In the summer of 1964, for instance, with support growing for the legalization of abortion in the circumstances of rape, incest and fetal deformities, the Kennedy family summoned some of the nation's most prominent Catholic theologians to Hyannis Port to deliberate how "formulate a political stance on abortion that would be compatible both with Catholic teaching." They concluded it wasn't possible to enforce the church's strict prohibition of abortion without "significant attendant social evils" and said that Catholic lawmakers could support some legalization of abortion. The principle that religiously observant policymakers could separate elements of doctrine from its application in a pluralistic society would guide generations of lawmakers.

Several years later, shortly before the Roe v. Wade decision, Father Robert Drinan, dean of Boston College Law School, argued that from the perspective of Catholic moral teaching it would be better to repeal all laws banning early abortion and leave the decision to individual conscience rather than have the government decide who should and shouldn't be born. This helped provide legitimacy to the still-contentious idea that abortion should be a woman's decision.

And in 1984, when vice presidential candidate Geraldine Ferraro came under withering criticism from conservative bishops for her pro-choice stance, nearly 100 priests, nuns, and theologians signed an ad in the New York Times saying there was a diversity of Catholic opinion about abortion and that abortion "can sometimes be a moral choice."

The ad provided legitimacy to pro-choice Catholic politicians, but also spurred years of crackdowns by the Vatican on dissent. The theologians lost teaching positions; nuns and priests were threated with removal from their orders; liberal bishops saw their careers stalled. Official discussion of abortion was extinguished but not dissent. Today, the majority of Catholics support abortion rights and fewer than 20 percent recognize church leaders as the final moral authority on the issue.

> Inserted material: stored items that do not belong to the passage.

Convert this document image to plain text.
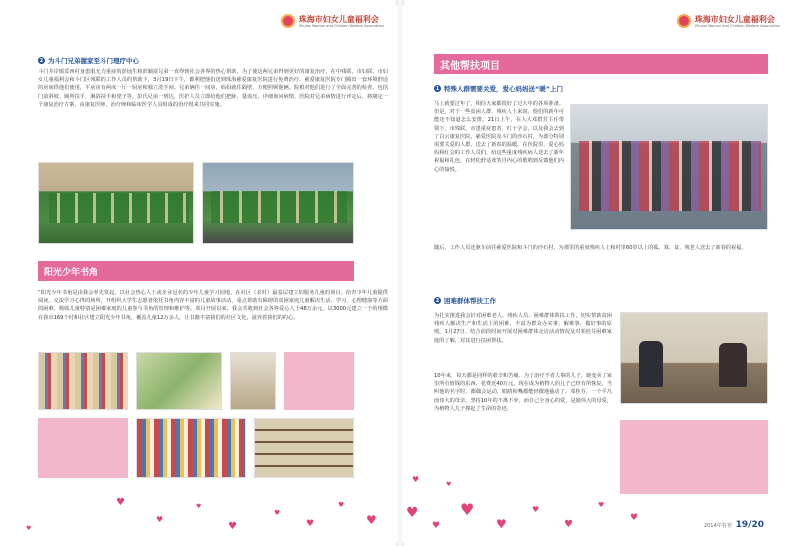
珠海市妇女儿童福利会
Zhuhai Women and Children Welfare Association
2 为斗门兄弟握家至斗门理疗中心

斗门井岸镇莫西村身患肌无力重症的彭灿生和彭颖富兄弟一直得到社会各界的热心帮助，为了使这两兄弟得到更好的康复治疗，在中残联、市妇联、市妇女儿童福利会和斗门区残联的工作人员的帮助下，3月19日下午，都利把他们送到珠海慈爱康复医院进行免费治疗。慈爱康复医院专门腾出一套环境舒适的房间供他们使用，平房房有两床一厅一厨房和独立洗手间。兄弟俩住一间房，妈妈就住隔壁，方便照顾他俩。院根对他们进行了全面完善的检查，包括门前斜坡、厕所扶手、淋浴扶手和凳子等。彭氏兄弟一到达，医护人员立即给他们把脉、量血压，详细询问病情。医院对兄弟病情进行评定后，将制定一个康复治疗方案，由康复医师、治疗师和临床医学人员组成的治疗组来共同实施。

阳光少年书角

“阳光少年书角是由我会率先发起，以社会热心人士或企业冠名的少年儿童学习园地，在社区（农村）最基层建立的服务儿童的项目。给青少年儿童提供阅读、交流学习心得的场所，开组织大学生志愿者依托书角内容丰富的儿童故事活动，重点帮助有障碍的贫困家庭儿童解决生活、学习、心理健康等方面的困难，吸收儿童特别是困难家庭的儿童参与书角的管理和维护等。项目开展以来，我会共收到社会各界爱心人士48万余元，以3000元建立一个的规模在我市169个村和社区建立阳光少年书角，覆盖儿童12万余人，让书籍丰富我们的社区文化，滋养着我们的的心。

♥
♥
♥
♥
♥
♥
♥
♥
♥
珠海市妇女儿童福利会
Zhuhai Women and Children Welfare Association
其他帮扶项目
1 特殊人群需要关爱，爱心妈妈送“暖”上门

马上就要过年了，相信大家都很好了过大年的各项准备。但是，对于一些贫困人群、残疾人士来说，他们的新年可能还不知道怎么安排。21日上午，在人大邓群芳主任带领下，市残联，市患重症患者，红十字会，以及我会去到了白云康复医院，慈爱医院及斗门的沙石村，为部分特别需要关爱的人群，送去了新春的温暖。在医院里，爱心妈妈和红会的工作人员们，给这些重度残疾病人送去了新年祝福和礼包，在轻松舒适欢笑自内心的歌唱到反馈他们内心的愉悦。

随后，工作人员还驱车前往慈爱医院和斗门的沙石村，为那里的重度残疾人士和村里60岁以上的孤、寡、贫、残老人送去了新春的祝福。

2 困难群体帮扶工作

为扎实推进我会针对困难老人、残疾人员、困难群体帮扶工作，切实帮助贫困残疾人解决生产和生活上的困难，丰富为群众办实事、解难事、做好事的原则。1月27日，结合前段时间开展对困难群体走访活动情况及对邓桂芬困难家庭的了解，对其进行扶困帮扶。

10年来，每天都是同样的艰辛和苦痛。为了治疗不省人事的儿子，她变卖了家里所有值钱的东西，花费近40万元。现在成为植物人的儿子已经有所恢复，当叫他的名字时，都偶会运动，眼睛和嘴都能轻微地抽动了。邓桂芬，一个平凡而伟大的母亲，坚持10年的不离不弃，而自己全身心的爱，是她伟大的母爱，为植物人儿子撑起了生命的奇迹。

2014年春刊 19/20
♥
♥
♥
♥
♥
♥
♥
♥
♥
♥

At the end of the day, the acceptance of the church's abortion teaching is an internal matter. But the suppression of dissent should give us all pause because the church frequently asserts itself in the public square on the issue. The U.S. bishops almost got a provision in the ACA to exclude all abortions from private health plans -- even for health reasons or for nonviable pregnancies. They forced the creation of a cumbersome segregation methodology for public funding that experts fear will cause insurers to drop abortion coverage. Underlying the bishops' moral authority on the issue is the church's unified opposition to abortion. But this is the result of decades of suppression of opposing views. How should we evaluate claims made by an institution that engages in energetic censorship and then presents itself in democratic assemblies seeking concessions to that position or asserting its right to "religious freedom"? We can't demand that the church change its position on abortion. But policymakers can question the weight they accord that position if it's based on fundamentally anti-democratic practices.